Trust in our politicians is vital for democracy to work. Far too many times over recent years we have been misled, spun stories or apparently been lied to on subjects as important as the Iraq war and that we would have a referendum on the EU constitution. Government and MPs are always careful in their choice of words but it is the impression they give to people that people vote on. If they choose to be clever and complicated with their wording they should not be surprised when people believe they have been lied to.
I get sick and tired of MPs complaining that they are viewed with so much distrust and yet when it comes down to it, the party in government invariably squirm and slide away from what people want from and expect of their MPs.
There should be arrangements for MPs to get accommodation in London. Some of them have to travel great distances to be there. The government could supply a hostel where the MPs can get a room and breakfast. It need not be expensive or fancy. If MPs want fancy they can pay for their own accommodation. There should be no allowances for second homes, no new furniture and no mortgage interest payments.

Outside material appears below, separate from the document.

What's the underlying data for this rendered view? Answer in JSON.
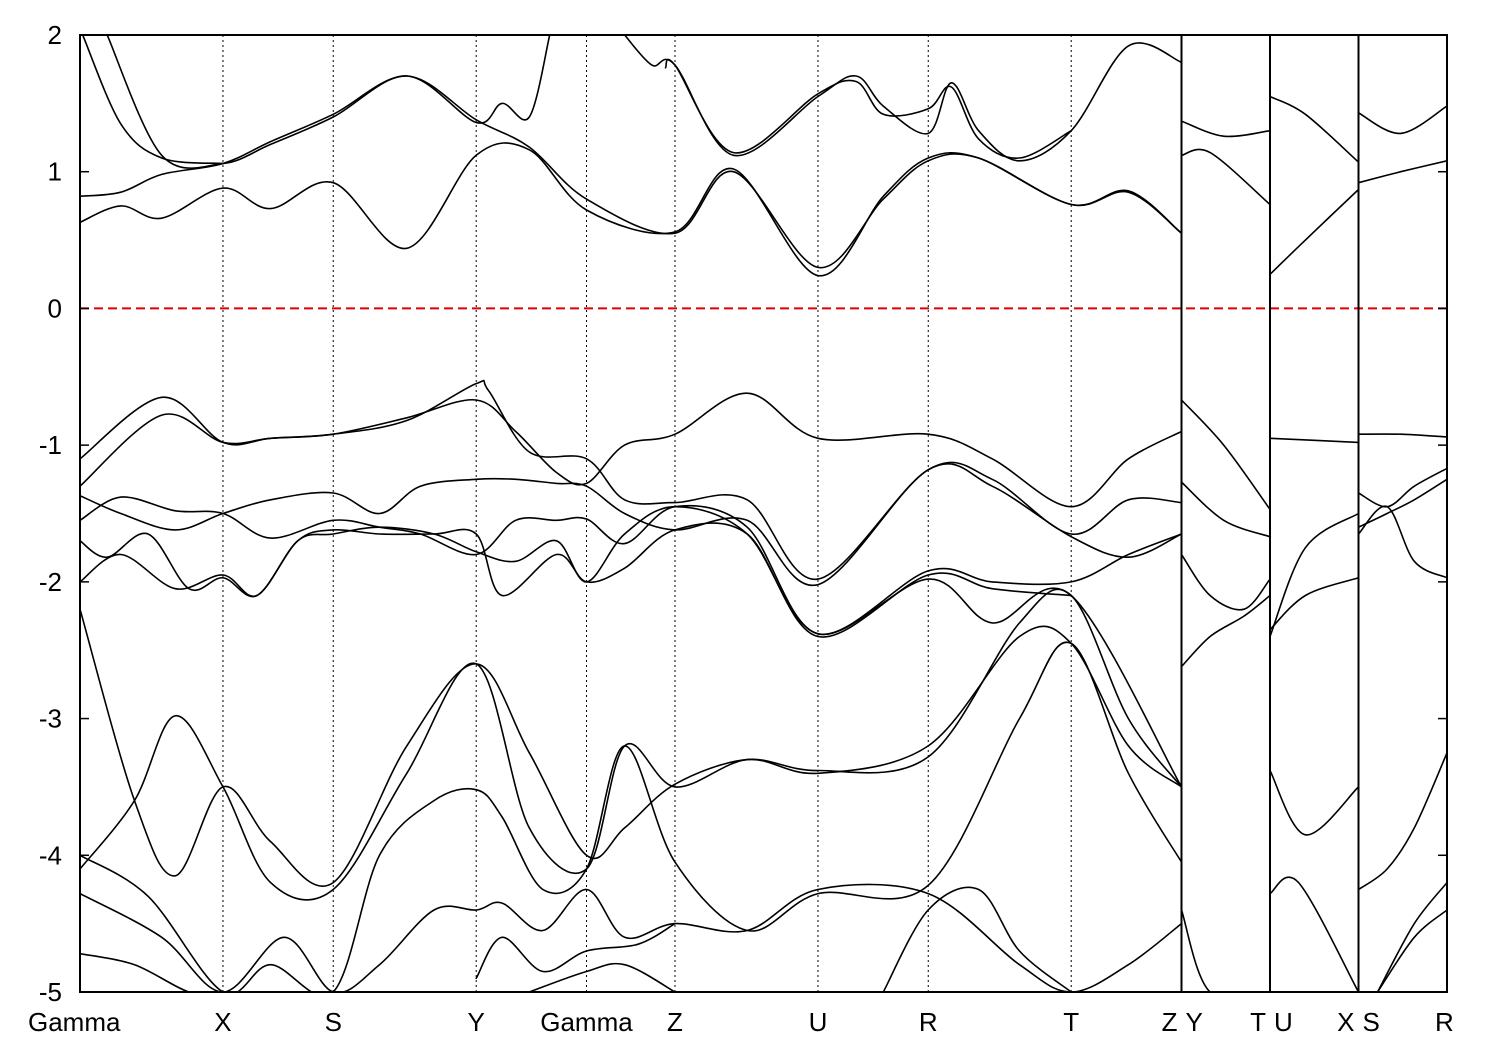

How many people in this country have to work away from home just to survive? MPs are employees of the people and just as we expect Incapacity Benefit to be paid only to those people who need and deserve it, we also expect benefits to MPs to be paid to those who need and deserve it. Governments always say they want to cut taxes. They could start by doing away with the John Lewis List and instead send MPs to a homeless persons hostel – an instant saving of about 600*23000=£13,800,000 Yes, that is nearly 14 MILLION pounds.
It would no doubt lead to a great improvement in homeless Hostels and a far better understanding by MPs of how the real world is beyond the glitz and glamour of the parliamentary tearoom. All we ask of our MPs is that they treat us fairly and do not take advantage of their position. It really doesn’t seem a lot to ask of them.
As we have seen in New York this week people do not like hypocrisy and never forgive those who have such double standards. The MPs allowances are a slap in the face to the millions struggling on less income per year than MPs can currently claim as allowances for their 2nd homes. It is quite simply disgusting that MPs can require that sick people have to fight over a couple of extra pounds which they desperately need in order to simply survive while MPs give themselves these huge allowances.
Can MPs really be so stupid? Why are they surprised to find that people believe they are all greedily taking as much as they can get with their faces deep in the trough? The fairness of British society? It probably never really existed but it certainly doesn’t exist in the houses of Parliament today.